A firefighters union claimed credit for the new directive, saying that it was responsive to inquires that it made to the city. The New York Fire Department (NYFD) said last week that updated drug policy guidance would be issued in the next within 14 days.

Separately, the mayor of New York City says he’s looking into the idea of authorizing marijuana to be grown in greenhouses on the rooftops of public housing buildings—an ambitious proposal that’s unlikely to sit well with the federal government, which provides funding to support the NYC Housing Authority (NYCHA).

A New York senator filed a bill in May that would legalize what would essentially be licensed community marijuana gardens for people who aren’t able to cultivate cannabis at their own homes.

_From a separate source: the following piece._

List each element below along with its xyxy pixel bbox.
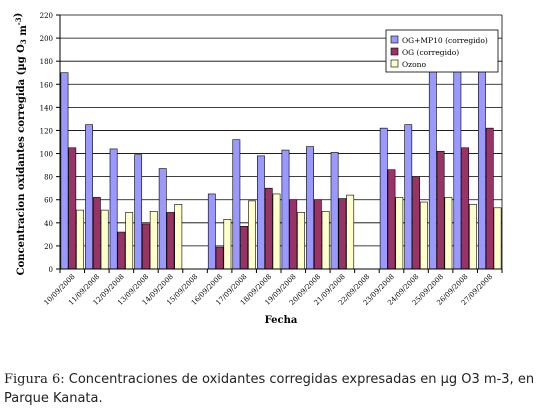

Also that month, a New York Assembly committee advanced a bill to establish a statewide safe consumption site program, allowing regulators to authorize facilities where people could use currently illicit drugs in a medically supervised environment.

Meanwhile, a New York lawmaker introduced a bill last year that would require the state to establish an institute to research the therapeutic potential of psychedelics.

Another state legislator filed legislation in December to legalize psilocybin mushrooms for medical purposes and establish facilities where the psychedelic could be grown and administered to patients.